I have to say though that the only time I actually found the AF system on the D5100 slow and inhibiting was when attempting to shoot small wildlife such as birds, or fast moving sporting events, both of which I shot rather seldom. For those who are mainly focusing on landscape, portrait, or other forms of photography with either slow, or non-moving subjects, the AF limitations should not be a problem whatsoever.

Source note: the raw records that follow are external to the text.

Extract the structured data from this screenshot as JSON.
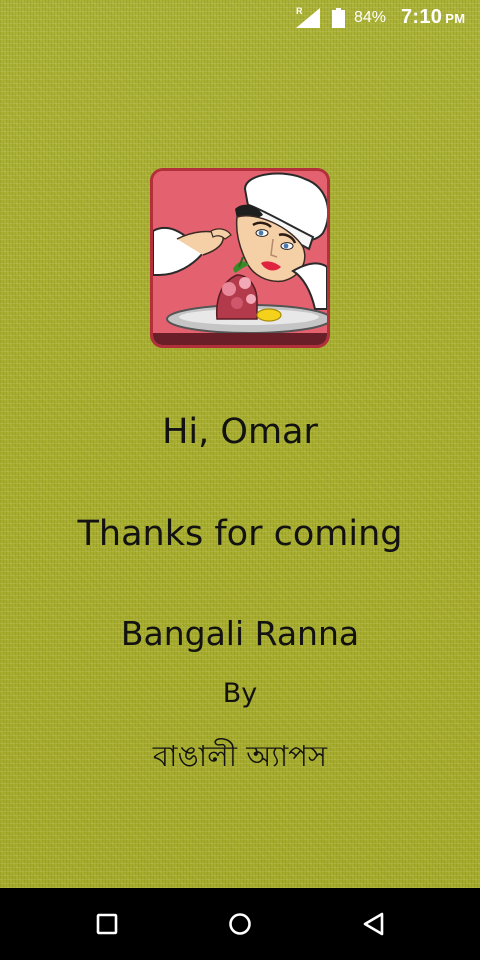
{
  "status_bar": {
    "roaming_indicator": "R",
    "battery_percent": "84%",
    "time": "7:10",
    "ampm": "PM",
    "icons": [
      "signal-icon",
      "battery-icon"
    ],
    "text_color": "#ffffff"
  },
  "logo": {
    "icon": "chef-logo-icon",
    "frame_color": "#b1303a",
    "background_color": "#e4626f"
  },
  "welcome": {
    "greeting": "Hi, Omar",
    "thanks": "Thanks for coming",
    "app_name": "Bangali Ranna",
    "by": "By",
    "developer": "বাঙালী অ্যাপস"
  },
  "nav_bar": {
    "buttons": [
      "recent-apps-icon",
      "home-icon",
      "back-icon"
    ],
    "background_color": "#000000"
  },
  "theme": {
    "background_color": "#a7ad2e",
    "text_color": "#121212"
  }
}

The D5100 is a crop sensor camera (DX) meaning that it is designed for DX lenses. It is possible (and even recommended) that you can use FX lenses with a DX camera, especially if you are working towards a full frame camera at some point in the future. FX lenses generally have a higher build quality, better optics, and are often much more expensive. However there are a number of great DX lenses out there as well, and I will always argue that it’s more about the photographers skill and knowledge than their gear anyways. So if you can’t afford to spend thousands of dollars on lenses, buy DX and get out and take some amazing photos!
The other thing to note with the D5100, is that it does not have a built in focusing motor like some more expensive models do. For the most part this will not be an issue for you, as most modern lenses include focusing motors built into the lenses themselves. Where this does become an issue is if you pick up an older lens, which in many cases do not have internal focusing motors. The lens will still be perfectly usable, but the AF system will not work, and you will have to focus manually.
Like I said though, this is rarely an issue, especially if you are sticking to modern lenses, but it is good to know nonetheless.
Personally I found the Nikon D5100 to be the perfect entry level camera for someone who thinks there is a chance that they might take photography more seriously in the future. It is a great compromise in price and features between the cheaper D3000 series, and the more expensive D7000 series.
The physical design of the camera is great to travel with, as it’s lighter and less bulky than some higher end models, and it allows you to take some truly exceptional photos. Even after owning the higher end D7100 for a year, I feel like most of my best images were taken with the D5100 and the kit lens it came with!
I would recommend the D5100 or another of the D5000 series models to anyone looking to get into the world of DSLR photography, as it’s a camera that’s easy enough to figure out, but gives to many of the features of higher end models, including outstanding image quality.
The D5100 was already a year old when I got it, and is now five years old. This means that you should be able to get this great camera for a lot cheaper than when it first came out. On the other hand, there are now 3 new models in the D5000 line - The D5200, D5300, and D5500. All of these models offer an upgrade in resolution, up to 24MP, expanded video capability, a big upgrade to the AF system, an extra frame per second in continuous shooting mode (5fps), and built in wifi connectivity among other upgrades.
From Canon, the Rebel T3i is the closest comparable model to the D5100, and occupies the same niche in the Canon line as the 5100 does in Nikon’s. The T3i has also been replaced with newer models, which feature many of the same improvements as Nikon’s newer models. The newer models include the Canon Rebel T5i, Rebel T6i, and Rebel T6s.